Società a Responsabilità limitata, clausola statutaria di esclusione del socio dalla compagine sociale: i criteri di specificità ribaditi dal Tribunale di Milano

Società a Responsabilità limitata, clausola statutaria di esclusione del socio dalla compagine sociale: i criteri di specificità ribaditi dal Tribunale di Milano
Con l’ordinanza del 23 gennaio 2025 (di seguito l’”Ordinanza”), il Tribunale di Milano – sezione specializzata in materia di impresa - (di seguito, il “Tribunale”) ha affrontato il tema dell’esclusione convenzionale del socio di società a responsabilità limitata dalla compagine sociale, ribadendo il principio secondo il quale la clausola statutaria che consente l’estromissione del socio, deve contenere una tipizzazione chiara, puntuale e inequivocabile delle condotte idonee a integrare una manifestazione concreta di una “giusta causa” di cessazione del rapporto sociale.

Nel caso sottoposto all’attenzione del Tribunale, il socio ricorrente aveva impugnato – in via cautelare – la delibera assembleare con la quale ne era stata disposta l’esclusione dalla compagine sociale, al fine di ottenere la sospensione della citata delibera, eccependo, inter alia:

  • l’indeterminatezza della clausola statutaria a fondamento della delibera di estromissione del socio e, pertanto, l’inidoneità della disposizione statutaria a soddisfare il requisito di determinatezza richiesto dall’art. 1346 c.c.,
  • la violazione dell’art. 2473-bis c.c., in quanto la causa di esclusione non era stata preventivamente tipizzata in modo specifico nello statuto sociale.

Secondo il socio ricorrente, la previsione statutaria risultava, dunque, in contrasto con i principi di legalità e determinatezza che devono connotare le clausole statutarie limitative dei diritti individuali dei soci, poiché non consentiva di individuare in modo oggettivo e preventivo le condotte idonee a giustificare l’estromissione del socio.

Il Tribunale, a seguito di un’attenta disamina della clausola statutaria oggetto di contestazione, ha rilevato come la stessa risultasse formulata in termini eccessivamente generici, tali da non consentire l’individuazione precisa delle condotte suscettibili di integrare una causa di esclusione.

In particolare, il Tribunale ha evidenziato come l’assenza di una puntuale tipizzazione dei presupposti di esclusione potrebbe attribuire alla maggioranza un potere espulsivo privo di criteri e vincoli predeterminati, in contrasto con il dettato dell’art. 2473-bis c.c. Tale norma, infatti, consente l’esclusione del socio unicamente in presenza di una giusta causa previamente individuata nello statuto in termini chiari e precisi, condizione che – secondo il Tribunale – rappresenta una garanzia essenziale per la tutela del socio.

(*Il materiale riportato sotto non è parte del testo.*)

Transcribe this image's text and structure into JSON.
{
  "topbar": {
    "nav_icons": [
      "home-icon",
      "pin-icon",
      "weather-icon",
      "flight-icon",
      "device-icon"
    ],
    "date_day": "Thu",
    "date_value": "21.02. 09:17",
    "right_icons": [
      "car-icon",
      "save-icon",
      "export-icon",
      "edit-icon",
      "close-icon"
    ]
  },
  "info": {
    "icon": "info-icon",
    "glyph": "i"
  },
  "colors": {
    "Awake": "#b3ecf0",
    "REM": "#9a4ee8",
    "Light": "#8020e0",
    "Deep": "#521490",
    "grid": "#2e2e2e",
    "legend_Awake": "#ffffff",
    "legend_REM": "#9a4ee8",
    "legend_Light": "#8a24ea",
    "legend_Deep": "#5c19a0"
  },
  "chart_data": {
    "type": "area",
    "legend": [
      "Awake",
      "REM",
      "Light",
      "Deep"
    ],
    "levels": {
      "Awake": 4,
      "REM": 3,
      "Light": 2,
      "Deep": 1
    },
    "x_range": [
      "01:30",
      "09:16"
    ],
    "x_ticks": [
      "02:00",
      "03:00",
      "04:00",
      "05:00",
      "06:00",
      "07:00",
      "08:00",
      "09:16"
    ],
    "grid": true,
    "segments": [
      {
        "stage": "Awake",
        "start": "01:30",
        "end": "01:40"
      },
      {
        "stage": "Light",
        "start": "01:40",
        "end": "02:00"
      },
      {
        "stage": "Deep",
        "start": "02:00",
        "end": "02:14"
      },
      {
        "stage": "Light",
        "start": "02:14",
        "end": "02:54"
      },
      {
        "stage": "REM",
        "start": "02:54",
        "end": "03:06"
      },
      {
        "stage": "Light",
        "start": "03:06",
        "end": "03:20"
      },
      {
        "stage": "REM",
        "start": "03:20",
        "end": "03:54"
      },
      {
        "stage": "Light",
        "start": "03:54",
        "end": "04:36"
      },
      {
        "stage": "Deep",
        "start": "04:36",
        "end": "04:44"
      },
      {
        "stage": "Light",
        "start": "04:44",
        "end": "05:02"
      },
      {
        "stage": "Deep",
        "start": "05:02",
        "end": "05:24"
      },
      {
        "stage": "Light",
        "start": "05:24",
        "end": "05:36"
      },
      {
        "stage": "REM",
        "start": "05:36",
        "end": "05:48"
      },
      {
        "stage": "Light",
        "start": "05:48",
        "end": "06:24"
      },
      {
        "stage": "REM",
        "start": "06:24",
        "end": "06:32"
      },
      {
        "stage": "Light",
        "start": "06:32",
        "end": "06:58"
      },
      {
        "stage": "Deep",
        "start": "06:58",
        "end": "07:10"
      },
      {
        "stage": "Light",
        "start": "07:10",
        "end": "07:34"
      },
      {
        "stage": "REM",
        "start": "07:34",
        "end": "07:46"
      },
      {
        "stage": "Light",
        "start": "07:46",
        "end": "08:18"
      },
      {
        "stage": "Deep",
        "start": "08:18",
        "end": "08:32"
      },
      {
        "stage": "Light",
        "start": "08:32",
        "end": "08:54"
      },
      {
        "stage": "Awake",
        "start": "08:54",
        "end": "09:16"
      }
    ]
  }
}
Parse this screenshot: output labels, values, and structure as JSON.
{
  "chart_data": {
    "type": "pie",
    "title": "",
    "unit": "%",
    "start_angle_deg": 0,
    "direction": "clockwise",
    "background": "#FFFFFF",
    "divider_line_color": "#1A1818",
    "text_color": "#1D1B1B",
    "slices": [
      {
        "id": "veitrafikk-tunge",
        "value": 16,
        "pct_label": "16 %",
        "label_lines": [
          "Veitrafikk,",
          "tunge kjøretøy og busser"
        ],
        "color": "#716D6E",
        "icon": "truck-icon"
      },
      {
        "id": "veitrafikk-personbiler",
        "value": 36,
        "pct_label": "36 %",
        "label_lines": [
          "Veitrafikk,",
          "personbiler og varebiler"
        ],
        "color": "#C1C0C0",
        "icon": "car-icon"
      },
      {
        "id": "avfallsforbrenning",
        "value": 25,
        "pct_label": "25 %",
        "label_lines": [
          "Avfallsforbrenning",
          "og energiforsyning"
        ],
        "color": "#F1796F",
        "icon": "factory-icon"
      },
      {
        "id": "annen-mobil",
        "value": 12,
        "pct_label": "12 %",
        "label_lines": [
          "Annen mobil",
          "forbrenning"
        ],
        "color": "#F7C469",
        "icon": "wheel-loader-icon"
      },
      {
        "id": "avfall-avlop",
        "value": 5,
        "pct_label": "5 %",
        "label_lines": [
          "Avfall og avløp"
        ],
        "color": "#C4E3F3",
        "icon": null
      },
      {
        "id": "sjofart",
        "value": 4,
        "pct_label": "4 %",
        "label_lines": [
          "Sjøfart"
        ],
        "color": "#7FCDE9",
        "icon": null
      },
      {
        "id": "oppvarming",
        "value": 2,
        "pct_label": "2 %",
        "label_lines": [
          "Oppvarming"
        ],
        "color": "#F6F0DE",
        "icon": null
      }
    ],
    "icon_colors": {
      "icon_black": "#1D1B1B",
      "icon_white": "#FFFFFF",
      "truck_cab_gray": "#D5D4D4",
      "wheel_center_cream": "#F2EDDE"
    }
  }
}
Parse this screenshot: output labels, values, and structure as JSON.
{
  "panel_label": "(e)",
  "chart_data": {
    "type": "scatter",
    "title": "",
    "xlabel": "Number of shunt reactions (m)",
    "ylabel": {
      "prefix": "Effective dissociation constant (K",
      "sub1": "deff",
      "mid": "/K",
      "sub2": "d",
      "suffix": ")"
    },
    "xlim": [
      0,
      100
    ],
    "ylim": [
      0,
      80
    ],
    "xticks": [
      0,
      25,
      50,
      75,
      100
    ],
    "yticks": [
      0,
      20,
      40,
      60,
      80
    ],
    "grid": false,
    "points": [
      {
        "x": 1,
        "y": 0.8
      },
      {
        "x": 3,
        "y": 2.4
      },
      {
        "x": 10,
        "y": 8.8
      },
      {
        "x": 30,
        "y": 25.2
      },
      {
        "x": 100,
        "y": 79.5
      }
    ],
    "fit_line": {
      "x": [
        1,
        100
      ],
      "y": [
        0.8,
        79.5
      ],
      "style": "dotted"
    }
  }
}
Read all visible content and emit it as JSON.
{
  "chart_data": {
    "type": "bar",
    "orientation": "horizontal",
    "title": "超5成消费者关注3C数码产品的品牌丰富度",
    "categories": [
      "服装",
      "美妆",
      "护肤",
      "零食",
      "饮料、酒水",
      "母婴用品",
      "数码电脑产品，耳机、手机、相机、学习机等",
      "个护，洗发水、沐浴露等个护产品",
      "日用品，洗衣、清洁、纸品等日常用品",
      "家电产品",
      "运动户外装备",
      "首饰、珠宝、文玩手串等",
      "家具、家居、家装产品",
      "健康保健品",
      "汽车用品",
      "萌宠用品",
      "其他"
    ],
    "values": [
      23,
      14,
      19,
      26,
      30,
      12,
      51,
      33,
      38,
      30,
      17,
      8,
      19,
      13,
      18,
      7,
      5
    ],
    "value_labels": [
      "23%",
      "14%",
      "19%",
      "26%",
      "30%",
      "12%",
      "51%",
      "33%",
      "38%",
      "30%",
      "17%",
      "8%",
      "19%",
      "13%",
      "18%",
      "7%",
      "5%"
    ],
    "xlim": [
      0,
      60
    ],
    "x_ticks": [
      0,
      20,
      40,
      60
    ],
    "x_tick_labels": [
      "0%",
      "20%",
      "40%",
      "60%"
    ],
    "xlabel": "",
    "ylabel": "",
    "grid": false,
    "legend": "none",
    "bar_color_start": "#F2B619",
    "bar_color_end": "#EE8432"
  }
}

La formulazione della clausola statutaria in esame è stata ritenuta viziata da genericità e ambiguità, in quanto non indicava alcuna condotta specifica, ma si limitava a riferirsi a comportamenti “lesivi dell’interesse della società” o “pregiudizievoli del rapporto fiduciario tra i soci”. Tali espressioni, secondo il Tribunale, non sono idonee a determinare in modo oggettivo e preventivo le ipotesi che possano comportare l’estromissione del socio.

Alla luce di tali considerazioni, il Tribunale ha ritenuto sussistente il fumus boni iuris, fondato sulla rilevata nullità della clausola statutaria per indeterminatezza, nonché il periculum in mora, derivante dal rischio di pregiudizio grave e irreparabile in caso di permanenza degli effetti della delibera di estromissione del socio, in particolare per il diritto del socio a partecipare alla vita societaria. Ne è derivata, in via cautelare, la sospensione dell’efficacia della citata delibera.

In tale contesto, il Tribunale ha richiamato l’attenzione sull’esigenza che la previsione statutaria che disciplina i casi di estromissione del socio debba consentire una valutazione oggettiva e non discrezionale da parte degli organi sociali. Tale intervento si inserisce nel solco di una giurisprudenza attenta a preservare la certezza dei rapporti societari e assume particolare rilevanza nella misura in cui incide sull’equilibrio tra potere della maggioranza e tutela delle prerogative individuali dei soci.